Em um estudo de longo prazo, os pacientes que atenderam aos critérios (DSM-IV) para um transtorno depressivo grave que responderam ao Ramure durante um tratamento agudo inicial de 8 a 12 semanas foram randomizados para continuar a rampa ou placebo por até 40 semanas. em recaída. A resposta durante a fase aberta foi definida como tendo atingido uma pontuação total de HAM-D-17 de ≤ 8 e uma pontuação de melhoria de CGI de 1 ou 2 em 2 visitas consecutivas, começando na semana 6 das 8 a 12 semanas na fase aberta do rótulo. o estudo. A recaída durante a fase duplo-cega foi determinada pelos investigadores individuais. Os pacientes que receberam tratamento continuado com rampa tiveram prados taxas de recidiva significativamente mais baixas nas 40 semanas seguintes em comparação aos pacientes que receberam placebo. Esse padrão foi demonstrado em pacientes do sexo masculino e feminino.

Corrida

Não houve estudos clínicos para avaliar os efeitos da raça na farmacocinética do REMERONSolTab® (mirtazapina).

Falha renal

A disposição da mirtazapina foi estudada em pacientes com diferentes níveis de função renal.

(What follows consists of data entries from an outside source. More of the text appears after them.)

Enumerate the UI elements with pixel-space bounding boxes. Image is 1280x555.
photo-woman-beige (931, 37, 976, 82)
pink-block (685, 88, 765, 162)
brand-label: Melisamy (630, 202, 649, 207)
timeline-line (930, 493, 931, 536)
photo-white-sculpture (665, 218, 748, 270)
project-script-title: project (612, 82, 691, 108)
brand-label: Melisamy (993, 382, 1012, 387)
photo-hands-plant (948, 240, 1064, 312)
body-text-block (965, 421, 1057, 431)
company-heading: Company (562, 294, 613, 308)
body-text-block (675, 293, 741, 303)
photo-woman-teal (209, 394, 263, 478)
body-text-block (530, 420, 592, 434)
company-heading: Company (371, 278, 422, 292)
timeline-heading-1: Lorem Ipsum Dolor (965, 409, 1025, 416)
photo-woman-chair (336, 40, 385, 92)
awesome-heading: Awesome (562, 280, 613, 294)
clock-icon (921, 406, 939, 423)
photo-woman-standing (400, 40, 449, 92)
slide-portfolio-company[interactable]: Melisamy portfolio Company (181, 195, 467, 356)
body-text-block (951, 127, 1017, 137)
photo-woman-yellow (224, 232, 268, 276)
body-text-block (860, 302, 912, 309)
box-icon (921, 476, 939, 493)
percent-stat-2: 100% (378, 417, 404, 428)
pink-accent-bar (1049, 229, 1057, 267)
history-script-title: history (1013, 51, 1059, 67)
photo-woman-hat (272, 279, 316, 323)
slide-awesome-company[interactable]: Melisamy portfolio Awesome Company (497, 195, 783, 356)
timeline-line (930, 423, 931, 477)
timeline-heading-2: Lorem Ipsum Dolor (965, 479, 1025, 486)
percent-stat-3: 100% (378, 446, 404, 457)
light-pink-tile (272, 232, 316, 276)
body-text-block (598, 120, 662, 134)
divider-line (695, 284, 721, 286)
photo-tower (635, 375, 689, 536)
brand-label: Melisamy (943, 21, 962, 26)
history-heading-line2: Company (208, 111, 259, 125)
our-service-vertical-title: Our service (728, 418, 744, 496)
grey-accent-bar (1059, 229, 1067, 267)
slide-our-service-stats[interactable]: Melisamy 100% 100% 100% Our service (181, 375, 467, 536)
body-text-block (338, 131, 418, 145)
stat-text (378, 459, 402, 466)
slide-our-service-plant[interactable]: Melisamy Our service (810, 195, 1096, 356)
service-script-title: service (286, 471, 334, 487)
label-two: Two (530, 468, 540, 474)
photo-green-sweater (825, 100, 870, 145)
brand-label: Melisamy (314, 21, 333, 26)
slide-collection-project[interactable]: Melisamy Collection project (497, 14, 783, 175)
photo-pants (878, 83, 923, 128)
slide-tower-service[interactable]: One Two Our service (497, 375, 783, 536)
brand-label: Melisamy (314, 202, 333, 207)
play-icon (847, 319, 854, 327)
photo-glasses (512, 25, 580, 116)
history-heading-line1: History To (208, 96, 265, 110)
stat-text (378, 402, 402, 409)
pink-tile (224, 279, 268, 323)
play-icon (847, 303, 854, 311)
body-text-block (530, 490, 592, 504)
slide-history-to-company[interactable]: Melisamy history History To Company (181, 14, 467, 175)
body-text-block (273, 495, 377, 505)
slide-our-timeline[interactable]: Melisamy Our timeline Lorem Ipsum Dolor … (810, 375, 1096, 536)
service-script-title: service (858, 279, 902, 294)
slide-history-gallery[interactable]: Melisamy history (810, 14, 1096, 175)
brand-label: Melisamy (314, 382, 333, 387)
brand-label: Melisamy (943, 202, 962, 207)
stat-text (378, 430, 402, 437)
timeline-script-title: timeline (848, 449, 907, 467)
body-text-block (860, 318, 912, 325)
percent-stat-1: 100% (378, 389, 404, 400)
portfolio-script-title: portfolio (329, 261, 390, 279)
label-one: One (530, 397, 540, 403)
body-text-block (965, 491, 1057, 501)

A eliminação da mirtazapina se correlaciona com a depuração da creatinina. A depuração corporal total da mirtazapina ocorreu em pacientes com moderada (Clcr = 11-39 mL / min / 1, 73 m₂) em cerca de 30% e em pacientes com doença grave (Clcr = <10 mL / min / 1,73 m₂) Compromisso renal quando comparado a indivíduos normais. Deve-se ter cuidado ao administrar REMERONSolTab® (mirtazapina) em pacientes com insuficiência renal (ver PRECAUÇÕES, DOSAGEM e ADMINISTRAÇÃO).

Insuficiência hepática

Após uma dose oral única de 15 mg de REMERON & reg; a depuração oral da mirtazapina foi reduzida em aproximadamente 30% em pacientes com insuficiência hepática em comparação com pacientes com função hepática normal. Deve-se ter cuidado ao administrar REMERONSolTab & reg; (Mirtazapina) em pacientes com insuficiência hepática (ver PRECAUÇÕES e DOSAGEM e ADMINISTRAÇÃO).

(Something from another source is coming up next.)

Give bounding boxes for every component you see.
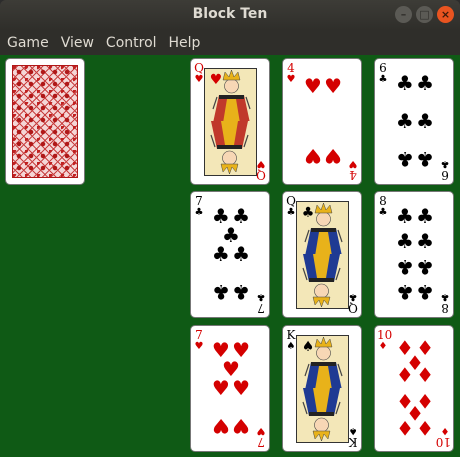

Estudos clínicos com eficácia

A eficácia do REMERON & reg; (Mirtazapina) Os comprimidos para o tratamento de transtorno depressivo grave foram encontrados em quatro estudos de 6 semanas controlados por placebo em pacientes ambulatoriais adultos que atenderam aos critérios do DSM III para um transtorno depressivo grave. Os pacientes foram titulados com mirtazapina de um intervalo de doses de 5 mg a 35 mg / dia. No geral, esses estudos mostraram que a mirtazapina foi superior ao placebo em pelo menos três das quatro medidas a seguir: pontuação total da Escala de Classificação de Depressão de Hamilton (HDRS) com 21 pontos; Item de humor depressivo de HDRs; Pontuação da gravidade CGI; e Escala de Classificação de Depressão de Montgomery e Asberg (MADRS). A superioridade da mirtazapina sobre o placebo também foi encontrada para certos fatores do HDRS, incluindo fator de ansiedade / somatização e fator de distúrbio do sono. A dose média de mirtazapina para pacientes que completaram esses quatro estudos foi entre 21 e 32 mg / dia. Um quinto estudo com um design semelhante usou uma dose mais alta (até 50 mg) por dia e também mostrou eficácia.

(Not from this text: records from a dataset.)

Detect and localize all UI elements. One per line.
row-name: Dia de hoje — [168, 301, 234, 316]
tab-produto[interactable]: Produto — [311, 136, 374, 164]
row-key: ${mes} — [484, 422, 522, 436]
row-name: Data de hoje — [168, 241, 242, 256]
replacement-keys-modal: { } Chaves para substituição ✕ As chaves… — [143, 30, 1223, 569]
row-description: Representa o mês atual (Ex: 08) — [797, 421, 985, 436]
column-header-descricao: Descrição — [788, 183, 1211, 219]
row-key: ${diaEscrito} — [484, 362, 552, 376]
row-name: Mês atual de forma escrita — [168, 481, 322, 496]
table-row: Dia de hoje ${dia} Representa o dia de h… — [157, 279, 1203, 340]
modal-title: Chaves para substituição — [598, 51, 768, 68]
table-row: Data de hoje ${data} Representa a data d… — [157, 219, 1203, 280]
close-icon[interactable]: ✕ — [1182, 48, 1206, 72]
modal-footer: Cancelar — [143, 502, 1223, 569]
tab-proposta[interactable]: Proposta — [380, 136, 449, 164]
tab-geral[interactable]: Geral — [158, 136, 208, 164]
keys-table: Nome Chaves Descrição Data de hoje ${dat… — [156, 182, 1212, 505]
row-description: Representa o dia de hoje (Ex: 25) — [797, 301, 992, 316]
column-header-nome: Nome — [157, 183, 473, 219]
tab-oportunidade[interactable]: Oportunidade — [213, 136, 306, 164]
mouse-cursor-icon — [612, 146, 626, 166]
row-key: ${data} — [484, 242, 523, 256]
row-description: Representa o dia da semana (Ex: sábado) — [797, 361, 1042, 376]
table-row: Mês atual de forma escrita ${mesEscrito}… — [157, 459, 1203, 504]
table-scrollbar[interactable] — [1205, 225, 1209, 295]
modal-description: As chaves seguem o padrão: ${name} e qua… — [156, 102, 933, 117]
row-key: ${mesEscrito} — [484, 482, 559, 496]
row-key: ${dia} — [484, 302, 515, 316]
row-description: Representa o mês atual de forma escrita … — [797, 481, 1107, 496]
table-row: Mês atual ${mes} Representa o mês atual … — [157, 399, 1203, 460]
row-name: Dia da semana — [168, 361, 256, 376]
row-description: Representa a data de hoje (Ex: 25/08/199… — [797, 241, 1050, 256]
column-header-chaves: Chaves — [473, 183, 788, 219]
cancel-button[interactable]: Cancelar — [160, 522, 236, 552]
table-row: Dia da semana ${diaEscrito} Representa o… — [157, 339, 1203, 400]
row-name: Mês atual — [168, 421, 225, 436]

O exame dos subgrupos de idade e gênero da população não mostrou capacidade de resposta diferente com base nesses subgrupos.

Em um estudo de longo prazo, os pacientes que atenderam aos critérios (DSM-IV) para transtorno depressivo grave e que responderam ao REMERON® durante um tratamento agudo inicial de 8 a 12 semanas foram randomizados para continuar o REMERON® ou placebo por até 40 semanas. Observação sobre recaída. A resposta durante a fase aberta foi definida como tendo atingido uma pontuação total de HAM-D-17 de ≤ 8 e uma pontuação de melhoria de CGI de 1 ou 2 em duas visitas sucessivas a partir da semana 6 de 8 a 12 semanas na fase aberta do estudo. A recaída durante a fase duplo-cega foi determinada pelos investigadores individuais. Os pacientes que continuam recebendo tratamento com REMERON® experimentam taxas de recidiva significativamente mais baixas nas 40 semanas seguintes em comparação com aqueles que receberam placebo. Esse padrão foi demonstrado em pacientes do sexo masculino e feminino.